Having posted the announcement for our networking event and received some resumes so far, it occurred to me that I could probably help folks out and maybe doing a little free coaching on how to make the most of this, or any similar, networking event.
First, let me say this: the event is by invitation only. If you don't get an official invitation, seriously do not worry. We are looking for marketing folks and this group has specific openings that they need to fill. They pretty much all fall under the category of inbound product management although they are somewhat varied. So if you don't get invited to the event, it just means that this group doesn't have a role that fits your background. I will still get your resume to the other recruiters that may have an interest in your background and will ask them to call you if they have a role open. I treat resumes with care...I promise.
Second, I realize that the event announcement is vague. We didn't put details like date and time because that will go out in the invitations. We didn't list job descriptions because we didn't want to get too specific. But if you are invited to the event, there are things you can do to prepare and there are some other tips I can give you on how to work the event. Here we go...
1) Research the group. Know what products we have in the space and what positions we have open. You can search the positions on our career site. If one particular role matches your background, remember it (you can make reference to it later). You'll have to use keywords and the pull down menus to find the jobs, but here are the job codes....they will help you know when you have found the right ones: 112833, 119545, 115439, 119543, 124337, 121837.
2) Bring a few copies of your resume. The MS attendees may want to make notes on yours. So it's good to have some extras (maybe bring 6-7...don't worry about funky paper...plain old white is fine).
3) OK, this is the most important thing. Have a sound byte. Since you won't be sitting down for an interview at this event, you want to get the hiring manager interested quickly. Best thing to do is have a sound byte based, not on the kind of role you want, but the kind of experience you have that could apply to the open position. Here's what I would say if it was me attending: "I've got 11 years of recruiting experience in IT, finance and, most recently, marketing. I've been with Microsoft for 5.5 years and in my current role I develop and implement strategic staffing programs around volume recruiting, community building and employment branding. I thought that the position titled XYZ at Microsoft appeared to be a good fit for my background" (take a breath and see if the person has any questions...then you ask them questions). Once you've got this down, you initial approach to the hiring manager will seem very polished and confident (as long as it doesn't sound too rehearsed...some people can wing this kind of stuff and some can't...we aren't hiring professional interviewers so don't worry about it too much, OK?)
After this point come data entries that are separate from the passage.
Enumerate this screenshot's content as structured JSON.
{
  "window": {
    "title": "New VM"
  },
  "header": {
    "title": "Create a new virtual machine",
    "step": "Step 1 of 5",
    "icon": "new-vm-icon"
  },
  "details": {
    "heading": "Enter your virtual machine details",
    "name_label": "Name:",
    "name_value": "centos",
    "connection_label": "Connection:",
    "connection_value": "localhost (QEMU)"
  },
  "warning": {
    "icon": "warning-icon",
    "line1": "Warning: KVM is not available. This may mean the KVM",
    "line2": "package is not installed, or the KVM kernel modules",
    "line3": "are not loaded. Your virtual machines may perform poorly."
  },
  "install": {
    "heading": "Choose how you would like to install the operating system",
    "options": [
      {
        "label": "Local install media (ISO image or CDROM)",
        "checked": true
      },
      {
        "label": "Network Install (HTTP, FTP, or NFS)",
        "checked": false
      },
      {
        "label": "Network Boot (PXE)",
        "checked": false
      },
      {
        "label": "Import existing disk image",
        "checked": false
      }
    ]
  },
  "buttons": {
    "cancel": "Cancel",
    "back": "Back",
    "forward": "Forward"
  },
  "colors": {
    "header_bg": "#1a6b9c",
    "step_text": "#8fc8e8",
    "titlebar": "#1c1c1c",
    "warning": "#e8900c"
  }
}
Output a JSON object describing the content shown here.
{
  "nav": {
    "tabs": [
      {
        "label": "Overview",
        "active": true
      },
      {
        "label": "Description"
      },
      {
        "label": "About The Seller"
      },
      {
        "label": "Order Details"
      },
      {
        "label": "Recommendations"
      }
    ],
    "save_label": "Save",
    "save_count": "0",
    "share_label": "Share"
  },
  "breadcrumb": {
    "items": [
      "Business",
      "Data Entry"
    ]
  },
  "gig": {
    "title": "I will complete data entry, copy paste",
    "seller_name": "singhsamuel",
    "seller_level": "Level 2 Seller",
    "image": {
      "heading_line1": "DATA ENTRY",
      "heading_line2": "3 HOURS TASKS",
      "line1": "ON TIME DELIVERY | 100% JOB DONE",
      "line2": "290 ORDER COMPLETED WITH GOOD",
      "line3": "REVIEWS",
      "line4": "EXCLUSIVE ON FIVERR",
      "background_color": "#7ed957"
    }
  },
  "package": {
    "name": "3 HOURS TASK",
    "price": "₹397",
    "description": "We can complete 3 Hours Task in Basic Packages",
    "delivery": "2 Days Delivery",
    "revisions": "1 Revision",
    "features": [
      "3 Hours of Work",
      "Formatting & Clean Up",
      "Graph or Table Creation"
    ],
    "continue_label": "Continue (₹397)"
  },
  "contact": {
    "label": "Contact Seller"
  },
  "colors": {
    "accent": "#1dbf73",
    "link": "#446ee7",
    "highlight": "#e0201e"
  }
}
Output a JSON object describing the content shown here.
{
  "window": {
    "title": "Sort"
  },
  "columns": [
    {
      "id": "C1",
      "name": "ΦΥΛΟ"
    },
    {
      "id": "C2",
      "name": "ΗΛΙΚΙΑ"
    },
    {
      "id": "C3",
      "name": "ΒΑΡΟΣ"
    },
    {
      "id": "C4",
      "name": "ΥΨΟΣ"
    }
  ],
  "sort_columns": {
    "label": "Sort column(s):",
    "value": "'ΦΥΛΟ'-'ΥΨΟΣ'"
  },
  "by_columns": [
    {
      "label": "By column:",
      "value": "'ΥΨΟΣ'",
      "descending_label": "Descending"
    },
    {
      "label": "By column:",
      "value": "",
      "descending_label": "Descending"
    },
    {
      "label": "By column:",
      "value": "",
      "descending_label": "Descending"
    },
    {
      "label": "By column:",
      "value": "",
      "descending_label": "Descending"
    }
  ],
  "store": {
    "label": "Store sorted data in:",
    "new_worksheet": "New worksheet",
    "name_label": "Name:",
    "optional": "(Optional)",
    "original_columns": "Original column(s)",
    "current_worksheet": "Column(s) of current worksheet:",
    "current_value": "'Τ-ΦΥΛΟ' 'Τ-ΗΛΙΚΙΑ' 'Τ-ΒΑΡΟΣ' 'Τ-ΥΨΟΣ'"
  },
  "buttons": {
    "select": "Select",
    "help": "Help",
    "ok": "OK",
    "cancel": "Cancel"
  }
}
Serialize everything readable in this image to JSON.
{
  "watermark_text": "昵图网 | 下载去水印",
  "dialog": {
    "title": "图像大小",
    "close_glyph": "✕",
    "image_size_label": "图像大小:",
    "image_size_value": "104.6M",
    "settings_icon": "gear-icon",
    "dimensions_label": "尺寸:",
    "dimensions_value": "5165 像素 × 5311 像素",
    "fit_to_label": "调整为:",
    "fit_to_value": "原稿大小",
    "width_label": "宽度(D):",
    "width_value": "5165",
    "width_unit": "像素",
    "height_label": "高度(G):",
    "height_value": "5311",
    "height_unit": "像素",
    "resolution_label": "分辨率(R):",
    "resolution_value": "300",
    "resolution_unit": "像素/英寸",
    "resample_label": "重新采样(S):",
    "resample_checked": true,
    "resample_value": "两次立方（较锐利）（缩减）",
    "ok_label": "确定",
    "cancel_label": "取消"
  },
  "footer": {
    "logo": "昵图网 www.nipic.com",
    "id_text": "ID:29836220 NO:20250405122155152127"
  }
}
4) Know why you want to work at Microsoft.
5) Know what your calendar looks like for the next few days. I don't know if the hiring group will be in a position to schedule additional interviews, but if they were to want to meet you the next day, be prepared.
6) Work the room. There's nothing wrong with trying to meet all the MS folks there. It's not a race, but this is your opportunity to meet people and ask questions.
7) Try to have fun. I know this can be nerve wracking. If you don't go into it with any expectations, you don't have anything to lose, right? So what's the worst thing that could happen? You could learn something. That's not too bad.
If people have any questions, please feel free to post a comment or, if you are feeling shy, send me an e-mail (I'll post answers to the blog but will keep your name anonymous if you want). We'll be sending out official invitations to the folks we feel are a good match within the month. We look forward to seeing some of you down in the bay area!